House lawmakers on Wednesday urged DC Health Link to explain how a human error led to a data breach that impacted hundreds of House members and their staff in early March.

Mila Kofman, executive director of DC Health Link, told lawmakers that her organization is still investigating how the breach happened and who was responsible for the cloud server misconfiguration that allowed the hackers​ to gain access to the data.

Her answer, though, did not satisfy Rep. Nancy Mace (R-S.C.), who chairs the Subcommittee on Cybersecurity, Information Technology, and Government Innovation.

“Because we don’t know who’s responsible for it yet, no one has been held accountable. No one has been fired or lost a contract as a result of the breach. Would that be accurate to say?” Mace asked Kofman.

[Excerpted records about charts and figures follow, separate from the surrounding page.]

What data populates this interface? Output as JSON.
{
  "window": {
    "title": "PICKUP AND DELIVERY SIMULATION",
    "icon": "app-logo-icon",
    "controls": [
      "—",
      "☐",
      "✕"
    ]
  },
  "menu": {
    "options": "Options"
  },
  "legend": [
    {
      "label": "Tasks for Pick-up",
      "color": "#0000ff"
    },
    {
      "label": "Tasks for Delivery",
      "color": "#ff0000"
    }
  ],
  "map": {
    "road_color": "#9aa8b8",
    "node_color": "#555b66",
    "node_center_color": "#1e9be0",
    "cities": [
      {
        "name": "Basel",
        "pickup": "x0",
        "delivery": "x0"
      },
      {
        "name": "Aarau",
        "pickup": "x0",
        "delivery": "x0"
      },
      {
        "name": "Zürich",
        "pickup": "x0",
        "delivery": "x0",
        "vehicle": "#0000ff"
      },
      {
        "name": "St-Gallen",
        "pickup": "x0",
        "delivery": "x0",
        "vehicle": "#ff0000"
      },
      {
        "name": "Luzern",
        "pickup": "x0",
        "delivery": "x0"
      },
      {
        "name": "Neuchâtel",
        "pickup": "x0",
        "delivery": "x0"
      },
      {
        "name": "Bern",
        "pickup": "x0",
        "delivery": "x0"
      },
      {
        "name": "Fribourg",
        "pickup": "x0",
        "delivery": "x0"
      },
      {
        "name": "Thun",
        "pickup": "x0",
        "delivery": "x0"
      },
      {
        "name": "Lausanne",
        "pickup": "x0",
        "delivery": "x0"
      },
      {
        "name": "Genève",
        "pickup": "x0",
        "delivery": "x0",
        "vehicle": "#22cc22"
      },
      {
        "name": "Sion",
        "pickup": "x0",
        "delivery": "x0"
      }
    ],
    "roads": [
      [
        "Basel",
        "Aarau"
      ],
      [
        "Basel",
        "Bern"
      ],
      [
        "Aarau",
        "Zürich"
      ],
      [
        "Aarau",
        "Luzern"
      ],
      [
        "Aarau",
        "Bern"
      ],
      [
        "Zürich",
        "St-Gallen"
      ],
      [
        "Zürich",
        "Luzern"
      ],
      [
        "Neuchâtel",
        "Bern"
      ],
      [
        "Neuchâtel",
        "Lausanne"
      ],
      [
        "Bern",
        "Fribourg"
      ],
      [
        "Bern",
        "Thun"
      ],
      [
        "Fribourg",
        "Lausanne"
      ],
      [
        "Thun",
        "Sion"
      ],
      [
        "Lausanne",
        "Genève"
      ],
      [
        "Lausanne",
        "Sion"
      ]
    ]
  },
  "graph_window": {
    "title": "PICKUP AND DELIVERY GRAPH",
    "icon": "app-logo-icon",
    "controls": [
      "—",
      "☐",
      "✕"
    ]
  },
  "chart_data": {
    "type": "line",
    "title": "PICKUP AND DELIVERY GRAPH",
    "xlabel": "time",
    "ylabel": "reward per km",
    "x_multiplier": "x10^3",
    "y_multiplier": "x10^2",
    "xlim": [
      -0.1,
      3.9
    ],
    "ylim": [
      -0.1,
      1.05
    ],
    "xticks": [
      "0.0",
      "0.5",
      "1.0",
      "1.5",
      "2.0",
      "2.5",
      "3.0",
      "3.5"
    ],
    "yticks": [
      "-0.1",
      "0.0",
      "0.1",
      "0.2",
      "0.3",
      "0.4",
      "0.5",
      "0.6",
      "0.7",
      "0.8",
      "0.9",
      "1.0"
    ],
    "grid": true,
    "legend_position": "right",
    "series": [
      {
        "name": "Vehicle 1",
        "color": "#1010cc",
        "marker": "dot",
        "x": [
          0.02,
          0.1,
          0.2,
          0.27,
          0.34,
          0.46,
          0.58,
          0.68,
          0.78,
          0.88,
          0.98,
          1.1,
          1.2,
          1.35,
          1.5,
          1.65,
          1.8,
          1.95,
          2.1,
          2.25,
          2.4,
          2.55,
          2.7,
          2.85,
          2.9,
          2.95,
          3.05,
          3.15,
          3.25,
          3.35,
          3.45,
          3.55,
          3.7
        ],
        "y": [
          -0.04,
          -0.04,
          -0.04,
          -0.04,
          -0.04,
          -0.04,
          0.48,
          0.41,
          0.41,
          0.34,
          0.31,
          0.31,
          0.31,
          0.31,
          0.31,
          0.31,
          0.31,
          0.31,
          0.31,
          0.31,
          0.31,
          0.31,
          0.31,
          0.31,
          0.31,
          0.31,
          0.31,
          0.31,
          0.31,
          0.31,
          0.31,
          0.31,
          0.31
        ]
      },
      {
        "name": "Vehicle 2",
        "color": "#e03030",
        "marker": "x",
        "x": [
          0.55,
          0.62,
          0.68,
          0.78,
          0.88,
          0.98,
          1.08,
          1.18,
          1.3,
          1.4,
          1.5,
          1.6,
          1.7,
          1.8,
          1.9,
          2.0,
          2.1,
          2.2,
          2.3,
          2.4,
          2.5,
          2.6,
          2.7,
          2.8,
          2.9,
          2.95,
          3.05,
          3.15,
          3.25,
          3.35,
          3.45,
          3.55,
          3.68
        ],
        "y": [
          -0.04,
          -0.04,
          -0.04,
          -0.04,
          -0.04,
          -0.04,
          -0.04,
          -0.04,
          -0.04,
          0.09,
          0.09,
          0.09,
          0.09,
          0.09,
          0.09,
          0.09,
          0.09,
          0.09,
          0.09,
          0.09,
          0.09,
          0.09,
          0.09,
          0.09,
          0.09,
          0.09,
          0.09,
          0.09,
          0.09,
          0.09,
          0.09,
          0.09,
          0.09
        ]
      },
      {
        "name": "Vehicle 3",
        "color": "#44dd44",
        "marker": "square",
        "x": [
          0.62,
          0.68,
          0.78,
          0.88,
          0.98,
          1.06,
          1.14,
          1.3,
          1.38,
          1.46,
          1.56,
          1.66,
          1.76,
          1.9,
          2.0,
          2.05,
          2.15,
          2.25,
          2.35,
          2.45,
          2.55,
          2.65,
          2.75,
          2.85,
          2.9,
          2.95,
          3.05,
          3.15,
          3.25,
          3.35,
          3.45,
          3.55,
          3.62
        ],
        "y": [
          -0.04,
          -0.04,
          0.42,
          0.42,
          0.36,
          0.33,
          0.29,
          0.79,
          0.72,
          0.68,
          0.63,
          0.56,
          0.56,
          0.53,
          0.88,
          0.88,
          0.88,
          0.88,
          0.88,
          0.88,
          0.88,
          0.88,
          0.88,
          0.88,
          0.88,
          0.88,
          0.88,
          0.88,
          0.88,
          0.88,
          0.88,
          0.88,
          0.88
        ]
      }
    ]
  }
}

Kofman answered that they are still conducting a full investigation but was quickly interrupted by Mace, who asked whether they had fired the employee responsible for the human error that caused the breach. “Will they be fired?” she asked.

Kofman once again dodged the question by saying that they are doing a full investigation of the breach.

Not satisfied with the response, Mace said, “That would be a ‘no’ or an ‘I don’t know’ which is an acceptable answer.”

DC Health Link is Washington, D.C.’s health insurance exchange and administers health care plans for members of Congress.

During the hearing, lawmakers said that the breach affected over 56,000 individuals, including 17 House members and 585 congressional aides.

Kofman was able to determine that the server was misconfigured in mid-2018 but couldn’t say how it happened and who’s responsible. 

In her opening statement, Kofman said that once her organization learned about the breach, they hired a cybersecurity firm and reached out to the FBI’s cyber security task force to help with the investigation.

Kofman said that based on the investigation, they believe that the misconfiguration was “not intentional but a human mistake.”

Kofman also told lawmakers that lawsuits have been filed by affected individuals against DC Health Link.

Rep. William Timmons (R-S.C.) asked Kofman how the organization was going to pay if it settled and if it has insurance to cover some of the expenses. 

Kofman responded that her organization has a cybersecurity insurance plan and a capital reserve that it would use if it had to.

“I just hope that your cybersecurity insurance is sufficient to cover whatever damages are deemed to have,” Timmons said. 

Kofman also apologized to the lawmakers, saying she understands how personal the data breach is to them.

“We’re going to have a lot of information on when the server was misconfigured, why it was misconfigured, why it wasn’t caught and all of the steps that led to this event,” Kofman said, referring to the ongoing investigation.

“And once we identify everyone who had any part of it, we’re going to have lots of information to act on and lessons to make sure it never ever happens again,” she added.